LTE deadline extended to March, vendors rework 4G structures
Published: 16 December, 2008
READ MORE: LTE
Although the deadline for parts of the LTE standards family has been extended to March 2009, the specifications for the air interface are now complete, in time to be included in the 3GPP's Release 8 set of standards. With operators and vendors already talking up their plans for LTE, this will increase the excitement about the technology, even though the long process of defining and processing interoperability testing still lies ahead.
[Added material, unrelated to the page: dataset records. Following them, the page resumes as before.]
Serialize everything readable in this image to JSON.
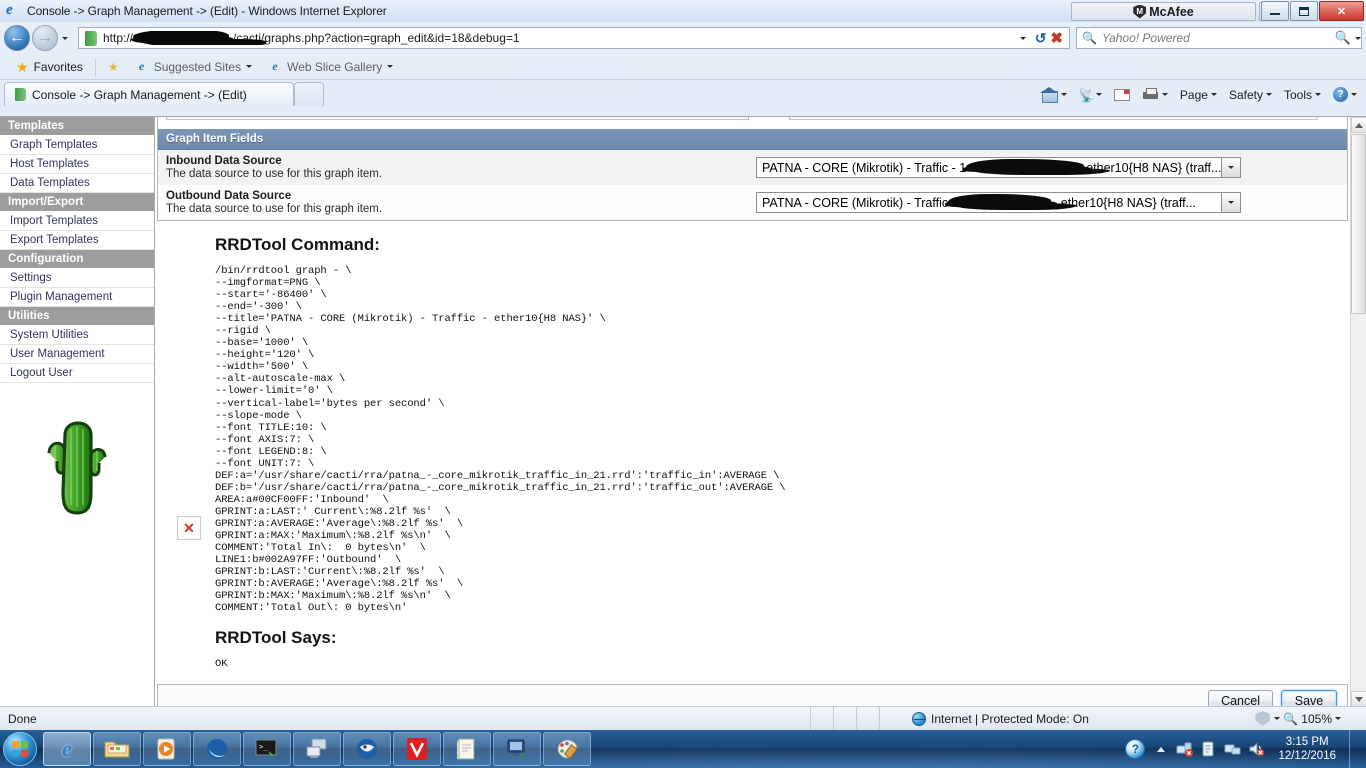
{
  "window": {
    "title": "Console -> Graph Management -> (Edit) - Windows Internet Explorer",
    "mcafee_label": "McAfee",
    "minimize": "Minimize",
    "maximize": "Maximize",
    "close": "✕"
  },
  "address": {
    "url_prefix": "http://",
    "url_suffix": "/cacti/graphs.php?action=graph_edit&id=18&debug=1",
    "search_placeholder": "Yahoo! Powered"
  },
  "favorites": {
    "favorites_label": "Favorites",
    "suggested_sites": "Suggested Sites",
    "web_slice_gallery": "Web Slice Gallery"
  },
  "tabs": [
    {
      "label": "Console -> Graph Management -> (Edit)"
    }
  ],
  "command_bar": {
    "page": "Page",
    "safety": "Safety",
    "tools": "Tools"
  },
  "sidebar": {
    "groups": [
      {
        "header": "Templates",
        "items": [
          {
            "label": "Graph Templates"
          },
          {
            "label": "Host Templates"
          },
          {
            "label": "Data Templates"
          }
        ]
      },
      {
        "header": "Import/Export",
        "items": [
          {
            "label": "Import Templates"
          },
          {
            "label": "Export Templates"
          }
        ]
      },
      {
        "header": "Configuration",
        "items": [
          {
            "label": "Settings"
          },
          {
            "label": "Plugin Management"
          }
        ]
      },
      {
        "header": "Utilities",
        "items": [
          {
            "label": "System Utilities"
          },
          {
            "label": "User Management"
          },
          {
            "label": "Logout User"
          }
        ]
      }
    ]
  },
  "panel": {
    "header": "Graph Item Fields",
    "rows": [
      {
        "title": "Inbound Data Source",
        "description": "The data source to use for this graph item.",
        "value_prefix": "PATNA - CORE (Mikrotik) - Traffic - 1",
        "value_suffix": "ether10{H8 NAS} (traff..."
      },
      {
        "title": "Outbound Data Source",
        "description": "The data source to use for this graph item.",
        "value_prefix": "PATNA - CORE (Mikrotik) - Traffic ",
        "value_suffix": "- ether10{H8 NAS} (traff..."
      }
    ]
  },
  "debug": {
    "command_heading": "RRDTool Command:",
    "command_text": "/bin/rrdtool graph - \\\n--imgformat=PNG \\\n--start='-86400' \\\n--end='-300' \\\n--title='PATNA - CORE (Mikrotik) - Traffic - ether10{H8 NAS}' \\\n--rigid \\\n--base='1000' \\\n--height='120' \\\n--width='500' \\\n--alt-autoscale-max \\\n--lower-limit='0' \\\n--vertical-label='bytes per second' \\\n--slope-mode \\\n--font TITLE:10: \\\n--font AXIS:7: \\\n--font LEGEND:8: \\\n--font UNIT:7: \\\nDEF:a='/usr/share/cacti/rra/patna_-_core_mikrotik_traffic_in_21.rrd':'traffic_in':AVERAGE \\\nDEF:b='/usr/share/cacti/rra/patna_-_core_mikrotik_traffic_in_21.rrd':'traffic_out':AVERAGE \\\nAREA:a#00CF00FF:'Inbound'  \\\nGPRINT:a:LAST:' Current\\:%8.2lf %s'  \\\nGPRINT:a:AVERAGE:'Average\\:%8.2lf %s'  \\\nGPRINT:a:MAX:'Maximum\\:%8.2lf %s\\n'  \\\nCOMMENT:'Total In\\:  0 bytes\\n'  \\\nLINE1:b#002A97FF:'Outbound'  \\\nGPRINT:b:LAST:'Current\\:%8.2lf %s'  \\\nGPRINT:b:AVERAGE:'Average\\:%8.2lf %s'  \\\nGPRINT:b:MAX:'Maximum\\:%8.2lf %s\\n'  \\\nCOMMENT:'Total Out\\: 0 bytes\\n'",
    "says_heading": "RRDTool Says:",
    "says_text": "OK",
    "broken_image_glyph": "✕"
  },
  "actions": {
    "cancel": "Cancel",
    "save": "Save"
  },
  "status_bar": {
    "status": "Done",
    "zone": "Internet | Protected Mode: On",
    "zoom": "105%"
  },
  "taskbar": {
    "time": "3:15 PM",
    "date": "12/12/2016",
    "help_glyph": "?"
  },
  "colors": {
    "panel_header": "#6d89ad",
    "nav_section": "#9d9d9d",
    "link": "#33355c",
    "accent_blue": "#1d5fa8",
    "mcafee_red": "#c8352b",
    "inbound_green": "#00CF00",
    "outbound_blue": "#002A97"
  }
}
According to reports in Unstrung, most of the LTE work is now done, and by March, "LTE is home and dry". The final work will be on SAE, the evolved packet core architecture for LTE, which must be finished by the end of March to be eligible for Release 8. Adrian Scrase, VP of partnership projects at European standards organization ETSI, said: "There are quite a number of parts for SAE, where the work still lags behind LTE work. We have a high level of confidence that the items will be completed by March, otherwise we wouldn't have included them on the list."
The decisions were taken at a 3GPP meeting in Athens last week, which finalized what would be included in Release 8 and also in Release 9, which should be frozen in December 2009. Other aspects of Release 8 include femtocells (Home Node B as the 3GPP calls them).
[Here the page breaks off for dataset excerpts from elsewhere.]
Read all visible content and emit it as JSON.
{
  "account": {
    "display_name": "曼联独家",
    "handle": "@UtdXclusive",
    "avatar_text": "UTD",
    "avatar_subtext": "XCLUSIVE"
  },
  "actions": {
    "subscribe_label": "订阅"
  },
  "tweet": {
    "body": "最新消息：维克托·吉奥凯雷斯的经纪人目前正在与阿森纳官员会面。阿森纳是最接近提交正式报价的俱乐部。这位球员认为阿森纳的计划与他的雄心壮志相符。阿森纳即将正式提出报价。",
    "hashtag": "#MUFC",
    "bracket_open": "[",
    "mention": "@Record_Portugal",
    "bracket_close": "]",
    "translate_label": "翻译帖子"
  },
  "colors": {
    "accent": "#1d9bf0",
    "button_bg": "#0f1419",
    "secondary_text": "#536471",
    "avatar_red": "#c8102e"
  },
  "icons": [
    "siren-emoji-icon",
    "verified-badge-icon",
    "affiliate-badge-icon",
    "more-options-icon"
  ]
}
Although vendors will now have a clearer blueprint for their LTE developments, they are still at the stage of making ambitious deployment statements to add some gloss to their depressing business outlooks. This has tended to lead to headlines about companies like Alcatel-Lucent prioritizing on LTE and defocusing on WiMAX, as many vendors pursue a partnership approach to the latter - sharing cost and risk by rolling out systems via an ecosystem, especially in devices, rather than a one-stop shop. In fact, it is highly likely that this partner approach will become the norm for all new systems in the all-IP world, far closer to the PC model than the traditional base station sector. In many ways, WiMAX is establishing a blueprint that will become commonplace in an all-IP world where hardware is standardized and commoditized, and vendors set themselves apart through services and through the software and devices that their ecosystem partners can bring.
The beneficiaries of this new blueprint for the wireless market will be the WiMAX specialists, which can partner with larger companies to achieve scale, as Alvarion has done with Nortel; and those companies already accustomed to dealing in the open ecosystems of the PC and consumer electronics worlds, such as the Taiwanese ODM community. Meanwhile, the wireless equipment makers will play to their strengths - carrier contacts, systems integration and managed services capabilities.